Les accusé sont toujours mieux servis par un avocat criminaliste pour les raisons expliquées ci-dessous.

La plupart des accusés sont représentés par un avocat surtout lorsqu’une peine de détention est un résultat possible. Il est très difficile pour une personne de gérer avec compétence sa propre affaire criminelle. Bien qu’il n’y ait pas de statistiques fermes sur le nombre de personnes qui choisissent de se représenter elles-mêmes, nous croyons que les estimations vont bien au-dessous de 5%.

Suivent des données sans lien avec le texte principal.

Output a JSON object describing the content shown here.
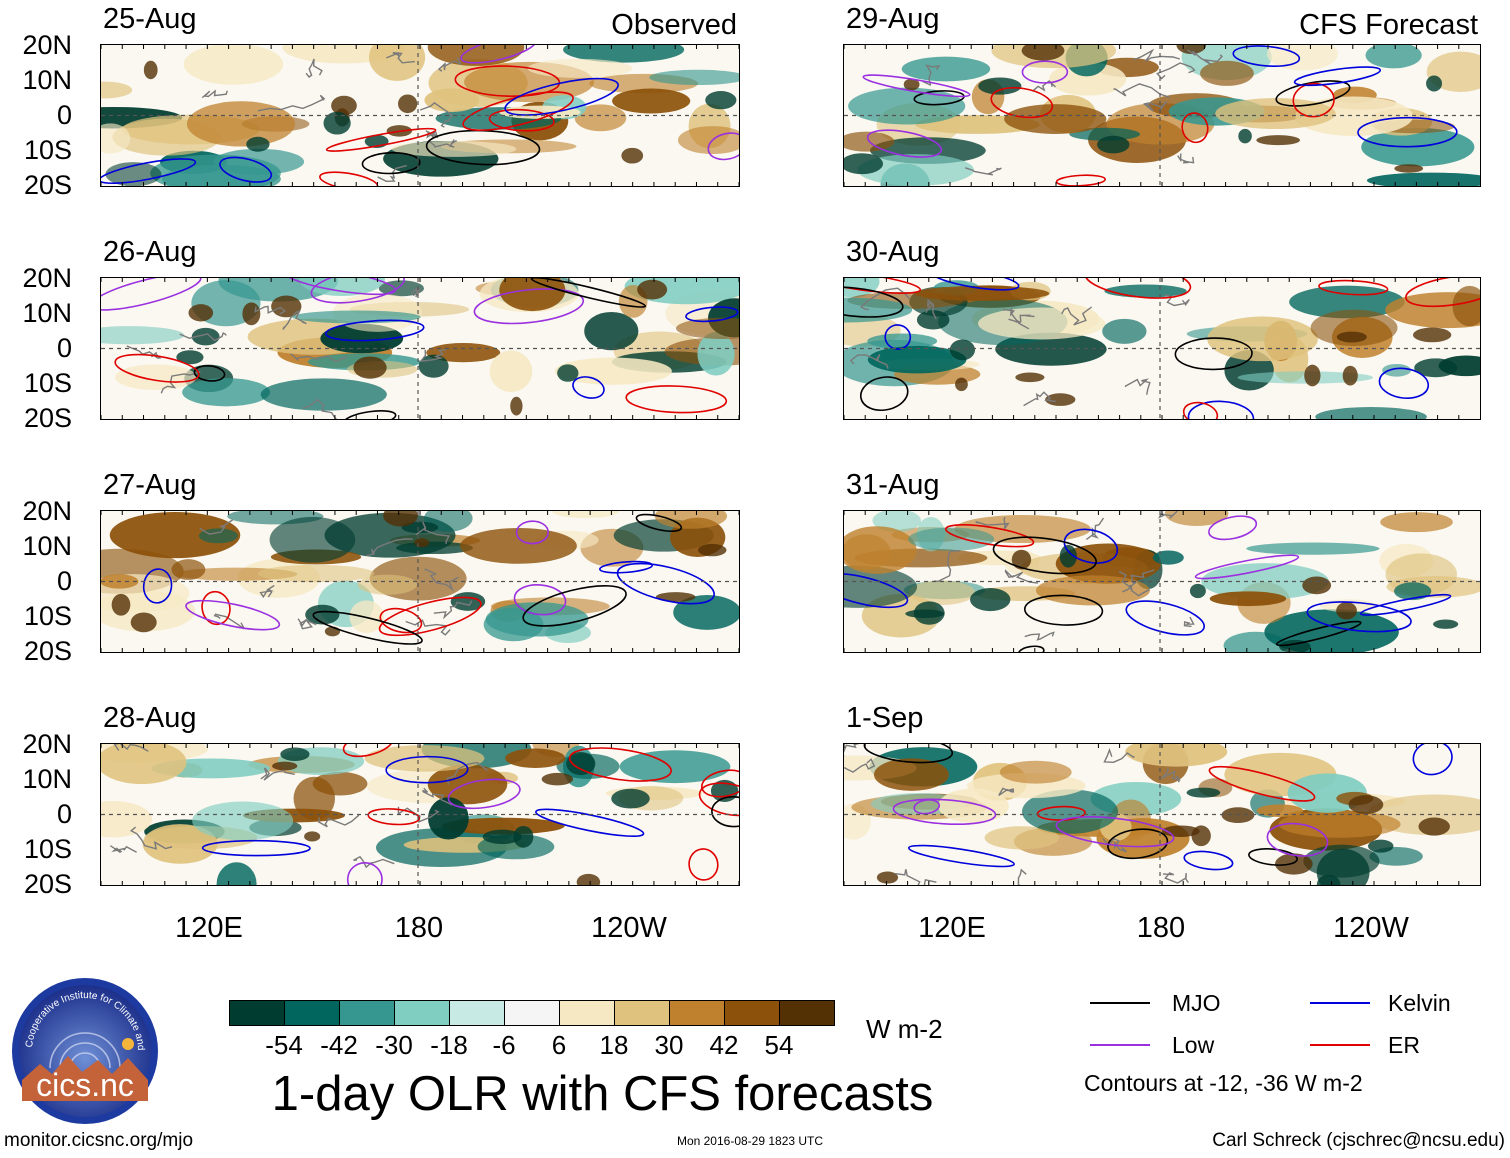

Que va faire un avocat criminaliste pour moi?

La vérité est que, peu importe à quel point vous êtes intelligent ou bien éduqué, le système de justice pénale canadien rend pratiquement impossible pour le citoyen ordinaire d’assurer sa propre défense de façon pleine et entière. Chaque cas criminel est unique, et seul un avocat criminaliste peut fournir le type de représentation que chaque accusé a droit de recevoir.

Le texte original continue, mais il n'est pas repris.